Putin, hoje, deu um discurso que ficará para a história e será estudado e recordado mesmo séculos no futuro. Não foi um discurso “pragmático” como os apolíticos gostariam, mas verdadeira declaração de “guerra espiritual” contra o Ocidente.
É um discurso que demarca a morte do legalismo internacionalista ocidentalista e dá um impulso ainda mais forte para a multipolaridade. A ordem internacional construída no pós-SGM e reformatada no pós-URSS não existe mais.
Foram recordados os heróis que regaram as estepes como seu sangue, como Motorola, Mozgovoy e outros. Foi um discurso que levou Kadyrov às lágrimas. É o tipo de discurso que muitos esperavam, há anos, vindo de Putin.
Após 8 anos de massacre, extermínio e perseguição. Após 8 anos de tentativas infindáveis de negociação, acordo e leniência. Posto contra a parede, diante da ameaça de extermínio físico, as pessoas de Donetsk, Lugansk, Kherson e Zaporozhie decidiram se reintegrar à Rússia. Segundo Putin, essas pessoas serão cidadãs russas para sempre e sempre.
É a reparação dos crimes de Gorbachev e Iéltsin que implodiram a URSS e dos erros de Lênin, Stálin e Khrushchev, que montaram artificialmente a Ucrânia moderna. A Ucrânia está, finalmente, sendo “descomunizada”.
Nesse sentido, inclusive, Putin insiste que a Rússia não pretende restaurar a URSS. A URSS está morta. O comunismo está morto. O povo russo se uniu para reconstruir sua unidade, seu Império, sobre uma outra base: Tradição.

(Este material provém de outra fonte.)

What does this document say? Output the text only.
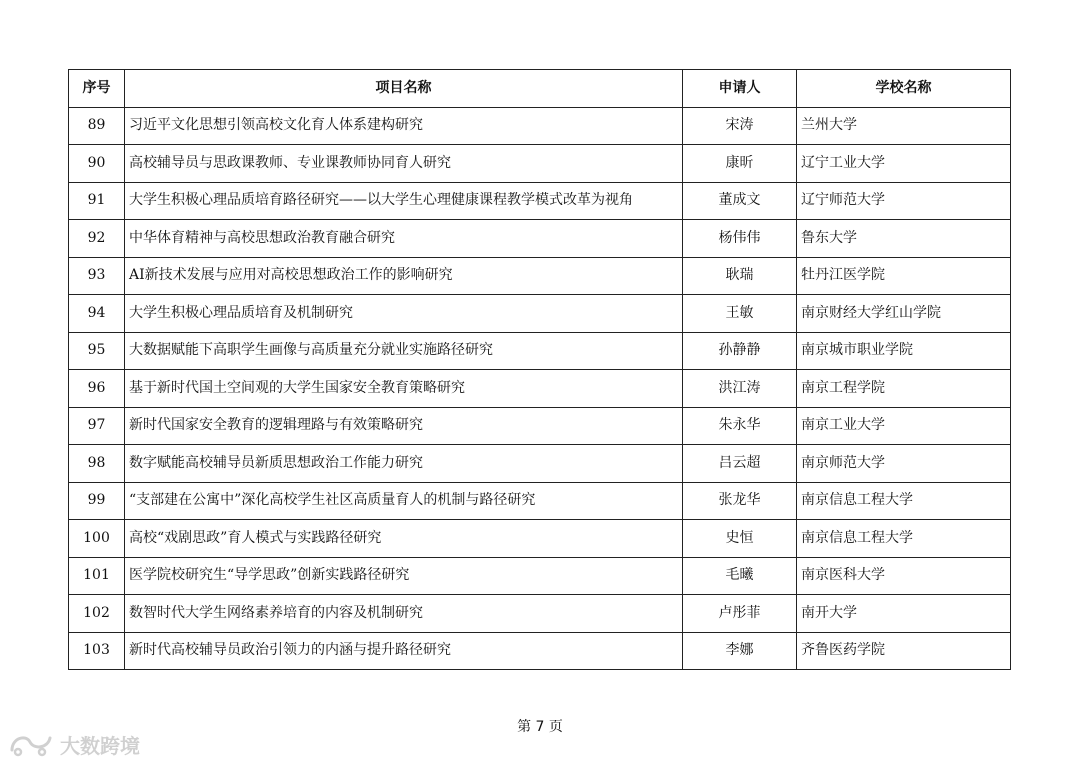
序号	项目名称	申请人	学校名称
89	习近平文化思想引领高校文化育人体系建构研究	宋涛	兰州大学
90	高校辅导员与思政课教师、专业课教师协同育人研究	康昕	辽宁工业大学
91	大学生积极心理品质培育路径研究——以大学生心理健康课程教学模式改革为视角	董成文	辽宁师范大学
92	中华体育精神与高校思想政治教育融合研究	杨伟伟	鲁东大学
93	AI新技术发展与应用对高校思想政治工作的影响研究	耿瑞	牡丹江医学院
94	大学生积极心理品质培育及机制研究	王敏	南京财经大学红山学院
95	大数据赋能下高职学生画像与高质量充分就业实施路径研究	孙静静	南京城市职业学院
96	基于新时代国土空间观的大学生国家安全教育策略研究	洪江涛	南京工程学院
97	新时代国家安全教育的逻辑理路与有效策略研究	朱永华	南京工业大学
98	数字赋能高校辅导员新质思想政治工作能力研究	吕云超	南京师范大学
99	“支部建在公寓中”深化高校学生社区高质量育人的机制与路径研究	张龙华	南京信息工程大学
100	高校“戏剧思政”育人模式与实践路径研究	史恒	南京信息工程大学
101	医学院校研究生“导学思政”创新实践路径研究	毛曦	南京医科大学
102	数智时代大学生网络素养培育的内容及机制研究	卢彤菲	南开大学
103	新时代高校辅导员政治引领力的内涵与提升路径研究	李娜	齐鲁医药学院
第 7 页
大数跨境
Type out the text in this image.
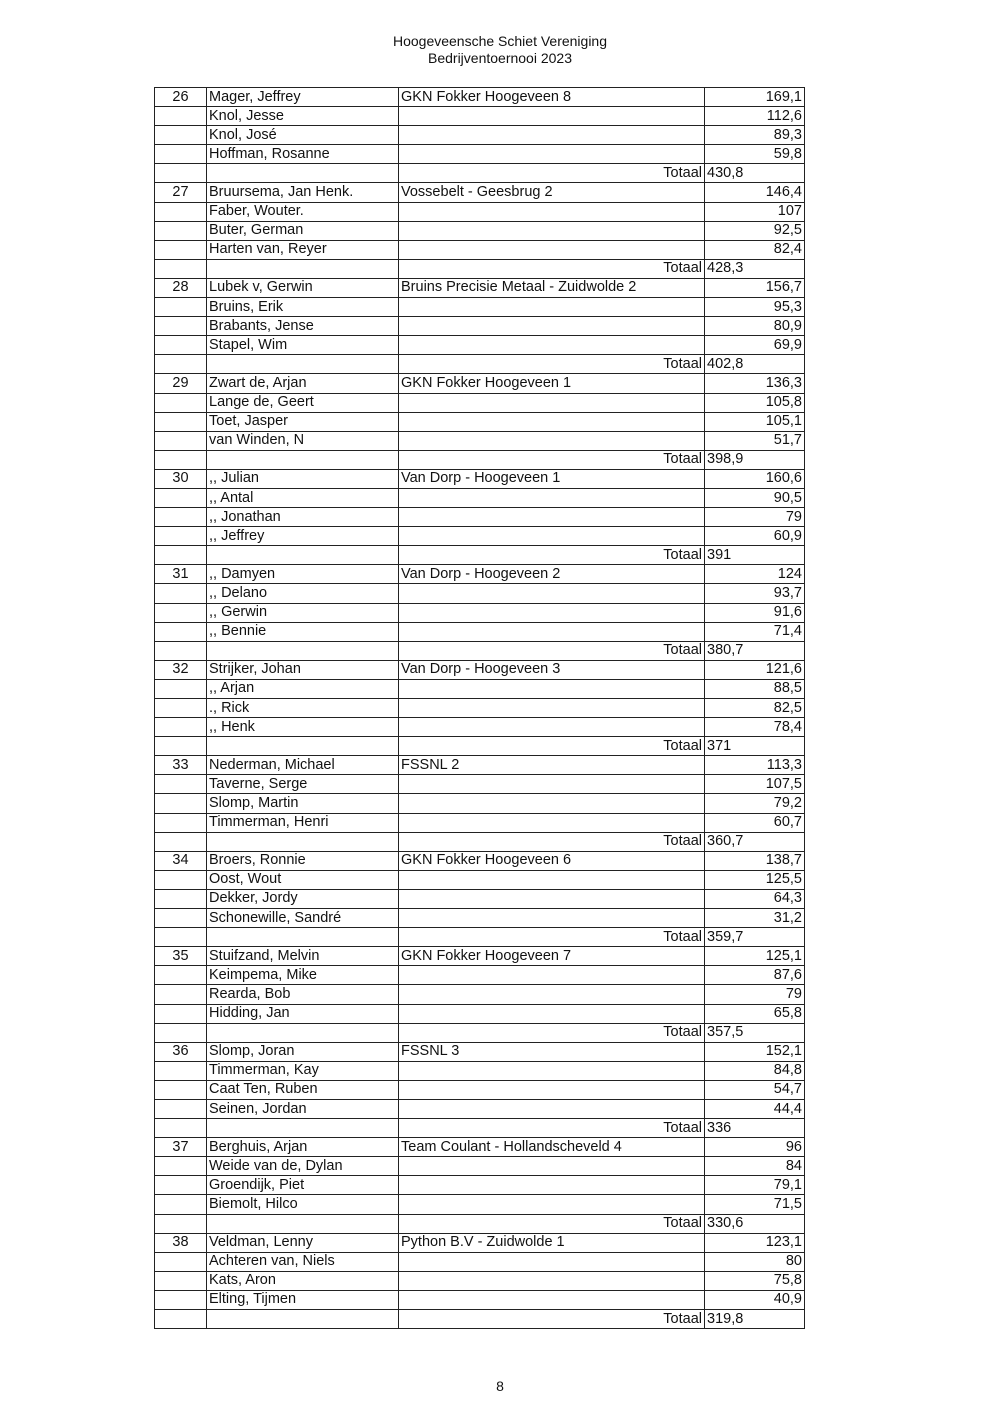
Hoogeveensche Schiet Vereniging
Bedrijventoernooi 2023
26	Mager, Jeffrey	GKN Fokker Hoogeveen 8	169,1
	Knol, Jesse		112,6
	Knol, José		89,3
	Hoffman, Rosanne		59,8
		Totaal	430,8
27	Bruursema, Jan Henk.	Vossebelt - Geesbrug 2	146,4
	Faber, Wouter.		107
	Buter, German		92,5
	Harten van, Reyer		82,4
		Totaal	428,3
28	Lubek v, Gerwin	Bruins Precisie Metaal - Zuidwolde 2	156,7
	Bruins, Erik		95,3
	Brabants, Jense		80,9
	Stapel, Wim		69,9
		Totaal	402,8
29	Zwart de, Arjan	GKN Fokker Hoogeveen 1	136,3
	Lange de, Geert		105,8
	Toet, Jasper		105,1
	van Winden, N		51,7
		Totaal	398,9
30	,, Julian	Van Dorp - Hoogeveen 1	160,6
	,, Antal		90,5
	,, Jonathan		79
	,, Jeffrey		60,9
		Totaal	391
31	,, Damyen	Van Dorp - Hoogeveen 2	124
	,, Delano		93,7
	,, Gerwin		91,6
	,, Bennie		71,4
		Totaal	380,7
32	Strijker, Johan	Van Dorp - Hoogeveen 3	121,6
	,, Arjan		88,5
	., Rick		82,5
	,, Henk		78,4
		Totaal	371
33	Nederman, Michael	FSSNL 2	113,3
	Taverne, Serge		107,5
	Slomp, Martin		79,2
	Timmerman, Henri		60,7
		Totaal	360,7
34	Broers, Ronnie	GKN Fokker Hoogeveen 6	138,7
	Oost, Wout		125,5
	Dekker, Jordy		64,3
	Schonewille, Sandré		31,2
		Totaal	359,7
35	Stuifzand, Melvin	GKN Fokker Hoogeveen 7	125,1
	Keimpema, Mike		87,6
	Rearda, Bob		79
	Hidding, Jan		65,8
		Totaal	357,5
36	Slomp, Joran	FSSNL 3	152,1
	Timmerman, Kay		84,8
	Caat Ten, Ruben		54,7
	Seinen, Jordan		44,4
		Totaal	336
37	Berghuis, Arjan	Team Coulant - Hollandscheveld 4	96
	Weide van de, Dylan		84
	Groendijk, Piet		79,1
	Biemolt, Hilco		71,5
		Totaal	330,6
38	Veldman, Lenny	Python B.V - Zuidwolde 1	123,1
	Achteren van, Niels		80
	Kats, Aron		75,8
	Elting, Tijmen		40,9
		Totaal	319,8
8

O discurso de Putin não pode ser senão lido como uma clara aplicação prática, política e geopolítica, do Tradicionalismo russo. De fato, o próprio Dugin comentou que Putin transcendeu o mero “pragmatismo” e fez, finalmente, uma declaração contundentemente principiológica, colocando o conflito com o Ocidente mesmo em termos espirituais.
A Rússia está em guerra com a modernidade. Isso é explicitado pelo fato de que Putin pontuou assertivamente a ideologia de gênero como marca do Ocidente moderno, dizendo que os russos querem ter “papai e mamãe” e não “genitor 1 e genitor 2”, apontando ainda que o Ocidente, hoje, é uma força satânica no mundo.
A terminologia é, novamente, reminiscente do pensamento de Dugin e comparável também ao discurso xiita sobre o Ocidente como Grande Satã. A adoção dessa terminologia confirma o caráter espiritual da guerra contra o Ocidente e o caráter Tradicionalista que se pretende imprimir e cultivar na Rússia.
Isso não exime a Rússia de seus erros e problemas internos. Mas a guerra espiritual é, fundamentalmente, em primeiro lugar, uma guerra interior e apenas em segundo lugar uma guerra exterior (jihad interior vs jihad exterior, vide a “Metafísica da Guerra” de Julius Evola).
O Ocidente, segundo Putin, carece de valores morais e de religiosidade e quer reduzir o planeta inteiro a uma massa de átomos escravizados e sem alma. E suas elites simplesmente não entendem o anseio por liberdade dos outros povos.
Na sua sanha por reduzir todas as nações a feitorias coloniais, esse Ocidente guiado pelos EUA impõe um cerco à Rússia, à China, ao Irã e a outros Estados livres e soberanos, para dobrá-los e preservar sua hegemonia.
Putin, porém, afirma que começou um movimento em todo o mundo contra a hegemonia global liberal. As pessoas na Ásia, na África, na América Ibérica, até mesmo na Europa e América do Norte estão insatisfeitas, indignadas, ansiosas por liberdade.
É o fim da era do despotismo globalista. Nada será como antes.